Just cross over, Sebastian thought as he hooked both arms through the straps of his pack and settled it comfortably on his back. You can’t end up in any place that doesn’t live in your heart. Isn’t that what every child is taught? That a person is where he deserves to be? Isn’t that what Koltak always said when he dragged you back to that thrice-cursed city? But Nadia always said life was a journey, and the landscapes reflected the journey. That even when bad things happened, the journey eventually would lead a person where his heart needed to be.
He looked back toward Wizard City. He hadn’t deserved to be caged inside those walls simply because he’d been born and the succubus who had birthed him handed him over to his father instead of leaving him somewhere to die. He hadn’t needed the cruelty or pain that had shaped his childhood.
But if he hadn’t been shaped by those things, would he have known Nadia or Lee or Glorianna? Would he have ended up in the Den, a place where he belonged?
Sebastian shook his head. Pointless thoughts. An exercise in self-indulgence.
Then the feeling of sickness shuddered through him again. The memory of feeling sand beneath his feet instead of the hard ground of the alley made him shiver. And with every second that passed, the conviction grew stronger that if he didn’t cross the bridge now, he might never again see a landscape he recognized.
“Guardians of the Light and Guides of the Heart, please listen to me,” he whispered as he set one foot on the planks. “I need to get back to the Den. I need to get back to the Den.”
He hurried over the bridge.
Night. Open land. Nothing significantly different enough to tell him where he was—or even to indicate that he had crossed over to another landscape.
Get away from the bridge.
His body was in motion before he could decide on a direction.

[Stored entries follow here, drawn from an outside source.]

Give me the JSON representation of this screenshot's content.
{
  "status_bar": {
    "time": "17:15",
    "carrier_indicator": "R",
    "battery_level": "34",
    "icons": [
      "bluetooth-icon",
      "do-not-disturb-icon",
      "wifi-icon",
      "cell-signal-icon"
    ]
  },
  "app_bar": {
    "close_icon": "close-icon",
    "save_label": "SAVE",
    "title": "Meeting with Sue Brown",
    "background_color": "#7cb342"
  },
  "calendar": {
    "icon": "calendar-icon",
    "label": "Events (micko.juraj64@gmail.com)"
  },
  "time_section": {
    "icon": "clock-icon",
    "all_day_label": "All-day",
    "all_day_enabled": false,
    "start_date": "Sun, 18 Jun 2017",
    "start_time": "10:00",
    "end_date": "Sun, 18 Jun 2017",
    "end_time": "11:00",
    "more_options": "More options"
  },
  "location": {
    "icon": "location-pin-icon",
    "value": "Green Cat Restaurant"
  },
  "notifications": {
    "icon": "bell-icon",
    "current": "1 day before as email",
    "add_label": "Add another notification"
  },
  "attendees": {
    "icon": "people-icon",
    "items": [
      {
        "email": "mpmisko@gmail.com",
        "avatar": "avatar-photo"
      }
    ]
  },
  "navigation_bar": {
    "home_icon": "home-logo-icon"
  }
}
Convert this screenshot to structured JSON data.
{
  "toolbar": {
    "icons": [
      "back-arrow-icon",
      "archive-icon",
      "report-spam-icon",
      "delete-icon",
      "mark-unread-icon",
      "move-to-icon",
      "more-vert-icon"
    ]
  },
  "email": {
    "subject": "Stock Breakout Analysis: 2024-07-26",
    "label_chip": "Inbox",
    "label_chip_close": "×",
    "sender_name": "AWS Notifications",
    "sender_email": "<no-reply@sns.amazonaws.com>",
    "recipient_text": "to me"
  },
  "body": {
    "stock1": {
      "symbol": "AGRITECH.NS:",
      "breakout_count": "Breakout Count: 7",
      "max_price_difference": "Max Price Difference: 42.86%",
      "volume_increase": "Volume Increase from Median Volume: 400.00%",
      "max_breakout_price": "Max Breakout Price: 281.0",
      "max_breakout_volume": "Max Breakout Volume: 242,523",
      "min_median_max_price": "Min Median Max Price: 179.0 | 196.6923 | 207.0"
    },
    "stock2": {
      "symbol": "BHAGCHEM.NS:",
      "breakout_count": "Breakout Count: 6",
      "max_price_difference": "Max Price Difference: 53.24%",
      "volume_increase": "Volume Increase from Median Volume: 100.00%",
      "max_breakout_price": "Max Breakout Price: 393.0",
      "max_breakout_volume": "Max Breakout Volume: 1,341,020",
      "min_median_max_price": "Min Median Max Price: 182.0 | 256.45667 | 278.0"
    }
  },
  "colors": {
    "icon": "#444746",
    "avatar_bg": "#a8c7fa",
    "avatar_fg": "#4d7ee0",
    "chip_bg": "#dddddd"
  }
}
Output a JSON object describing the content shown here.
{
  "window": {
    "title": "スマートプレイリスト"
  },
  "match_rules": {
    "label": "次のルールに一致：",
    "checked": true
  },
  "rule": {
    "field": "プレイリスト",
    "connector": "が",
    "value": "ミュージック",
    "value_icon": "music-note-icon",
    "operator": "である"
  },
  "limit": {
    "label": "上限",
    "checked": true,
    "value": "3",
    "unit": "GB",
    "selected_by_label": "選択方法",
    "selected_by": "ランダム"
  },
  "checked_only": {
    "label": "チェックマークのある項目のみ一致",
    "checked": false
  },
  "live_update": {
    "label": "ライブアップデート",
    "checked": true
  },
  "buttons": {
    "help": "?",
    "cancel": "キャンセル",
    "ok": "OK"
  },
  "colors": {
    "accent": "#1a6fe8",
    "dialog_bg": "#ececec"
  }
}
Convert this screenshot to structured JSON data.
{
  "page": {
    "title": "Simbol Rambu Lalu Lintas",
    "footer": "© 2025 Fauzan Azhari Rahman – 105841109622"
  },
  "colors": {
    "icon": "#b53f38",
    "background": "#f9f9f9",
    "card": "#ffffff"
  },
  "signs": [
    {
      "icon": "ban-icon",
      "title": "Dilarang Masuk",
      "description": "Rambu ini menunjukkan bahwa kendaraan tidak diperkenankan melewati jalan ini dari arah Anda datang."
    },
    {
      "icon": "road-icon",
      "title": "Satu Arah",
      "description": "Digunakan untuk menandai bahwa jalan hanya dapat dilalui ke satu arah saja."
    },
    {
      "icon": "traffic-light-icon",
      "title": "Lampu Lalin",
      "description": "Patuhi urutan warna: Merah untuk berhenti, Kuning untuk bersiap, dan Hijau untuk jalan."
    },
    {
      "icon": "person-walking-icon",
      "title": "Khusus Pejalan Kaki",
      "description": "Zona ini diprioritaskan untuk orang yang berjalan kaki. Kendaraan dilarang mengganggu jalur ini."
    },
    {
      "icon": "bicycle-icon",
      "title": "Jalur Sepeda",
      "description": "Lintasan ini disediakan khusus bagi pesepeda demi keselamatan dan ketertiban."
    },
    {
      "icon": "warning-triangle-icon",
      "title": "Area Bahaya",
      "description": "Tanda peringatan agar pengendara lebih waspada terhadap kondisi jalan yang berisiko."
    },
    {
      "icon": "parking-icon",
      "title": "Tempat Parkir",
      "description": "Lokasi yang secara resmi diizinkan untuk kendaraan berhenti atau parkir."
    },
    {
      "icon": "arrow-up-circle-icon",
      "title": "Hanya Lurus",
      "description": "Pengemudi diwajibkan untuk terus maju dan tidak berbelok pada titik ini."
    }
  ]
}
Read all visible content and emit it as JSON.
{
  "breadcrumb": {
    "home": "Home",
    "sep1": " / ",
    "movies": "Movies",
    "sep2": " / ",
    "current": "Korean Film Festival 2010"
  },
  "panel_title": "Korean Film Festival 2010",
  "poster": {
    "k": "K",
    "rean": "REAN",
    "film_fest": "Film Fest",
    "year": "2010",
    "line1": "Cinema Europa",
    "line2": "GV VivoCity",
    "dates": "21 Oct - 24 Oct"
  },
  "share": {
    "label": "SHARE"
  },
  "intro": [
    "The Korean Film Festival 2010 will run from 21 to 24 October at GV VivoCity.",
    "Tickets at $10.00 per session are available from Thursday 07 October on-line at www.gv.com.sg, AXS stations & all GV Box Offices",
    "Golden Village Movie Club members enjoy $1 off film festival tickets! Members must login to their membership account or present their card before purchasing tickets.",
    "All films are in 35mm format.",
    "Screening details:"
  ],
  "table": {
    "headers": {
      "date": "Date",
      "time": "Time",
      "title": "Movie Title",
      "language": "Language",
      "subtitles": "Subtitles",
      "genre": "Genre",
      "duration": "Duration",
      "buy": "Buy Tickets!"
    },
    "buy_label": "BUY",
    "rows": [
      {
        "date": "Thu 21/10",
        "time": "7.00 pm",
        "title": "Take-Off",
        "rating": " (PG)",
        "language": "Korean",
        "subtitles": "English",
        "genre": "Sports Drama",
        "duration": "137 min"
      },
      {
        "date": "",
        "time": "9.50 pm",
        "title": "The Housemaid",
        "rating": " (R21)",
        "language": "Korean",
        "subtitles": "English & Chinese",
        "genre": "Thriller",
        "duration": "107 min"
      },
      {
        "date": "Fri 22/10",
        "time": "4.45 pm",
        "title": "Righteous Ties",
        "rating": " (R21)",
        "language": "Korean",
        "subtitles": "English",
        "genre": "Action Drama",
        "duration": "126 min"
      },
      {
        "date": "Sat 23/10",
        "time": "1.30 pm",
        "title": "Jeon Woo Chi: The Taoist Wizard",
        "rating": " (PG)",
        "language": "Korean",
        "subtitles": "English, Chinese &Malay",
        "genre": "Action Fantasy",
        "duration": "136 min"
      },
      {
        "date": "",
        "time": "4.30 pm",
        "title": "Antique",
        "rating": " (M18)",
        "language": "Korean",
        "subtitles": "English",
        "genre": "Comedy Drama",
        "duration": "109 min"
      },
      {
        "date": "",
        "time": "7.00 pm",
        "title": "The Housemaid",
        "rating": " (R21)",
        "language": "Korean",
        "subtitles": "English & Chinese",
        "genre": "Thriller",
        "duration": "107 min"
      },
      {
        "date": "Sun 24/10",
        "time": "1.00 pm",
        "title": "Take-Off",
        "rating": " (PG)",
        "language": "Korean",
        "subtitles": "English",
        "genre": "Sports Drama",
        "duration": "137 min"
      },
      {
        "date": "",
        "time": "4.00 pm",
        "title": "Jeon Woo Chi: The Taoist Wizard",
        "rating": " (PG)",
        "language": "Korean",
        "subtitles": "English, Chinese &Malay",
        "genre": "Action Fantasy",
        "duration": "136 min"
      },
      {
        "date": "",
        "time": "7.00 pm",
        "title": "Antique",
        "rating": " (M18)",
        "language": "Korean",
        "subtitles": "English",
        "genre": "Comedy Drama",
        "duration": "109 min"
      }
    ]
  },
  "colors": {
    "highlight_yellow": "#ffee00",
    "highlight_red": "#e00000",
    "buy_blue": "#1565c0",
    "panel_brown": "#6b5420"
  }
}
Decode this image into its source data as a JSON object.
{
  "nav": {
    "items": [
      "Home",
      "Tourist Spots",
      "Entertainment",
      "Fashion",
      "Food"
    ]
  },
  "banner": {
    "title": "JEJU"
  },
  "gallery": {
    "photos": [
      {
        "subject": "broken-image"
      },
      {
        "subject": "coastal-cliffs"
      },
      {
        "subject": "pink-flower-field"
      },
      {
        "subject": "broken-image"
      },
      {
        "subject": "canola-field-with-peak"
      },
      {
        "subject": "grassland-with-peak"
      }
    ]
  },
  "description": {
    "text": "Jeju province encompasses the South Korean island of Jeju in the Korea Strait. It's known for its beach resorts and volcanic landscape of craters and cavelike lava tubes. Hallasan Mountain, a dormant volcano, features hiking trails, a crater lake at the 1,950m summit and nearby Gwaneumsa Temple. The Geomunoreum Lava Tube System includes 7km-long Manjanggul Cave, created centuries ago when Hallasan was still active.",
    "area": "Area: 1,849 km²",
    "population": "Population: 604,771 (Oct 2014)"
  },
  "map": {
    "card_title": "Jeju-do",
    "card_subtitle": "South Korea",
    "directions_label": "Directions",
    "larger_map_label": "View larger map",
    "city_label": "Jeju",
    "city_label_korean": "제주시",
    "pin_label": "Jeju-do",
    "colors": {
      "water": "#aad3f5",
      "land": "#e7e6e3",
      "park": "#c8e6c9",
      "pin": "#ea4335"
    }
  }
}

Maybe because there was only one direction that mattered— away.
In this flat, undulating form, It flowed beneath the surface of the land as easily as It flowed through water, moving swiftly toward the mound of earth. It had found the Dark Ones—the ones who had opened up the darkness in human hearts and had forced the world to bring It into being.
Then It slowed, circled, headed back to that finger of water that was too insignificant to hold any of the creatures It controlled.
For a moment, as It had passed the water, It had brushed against something…familiar.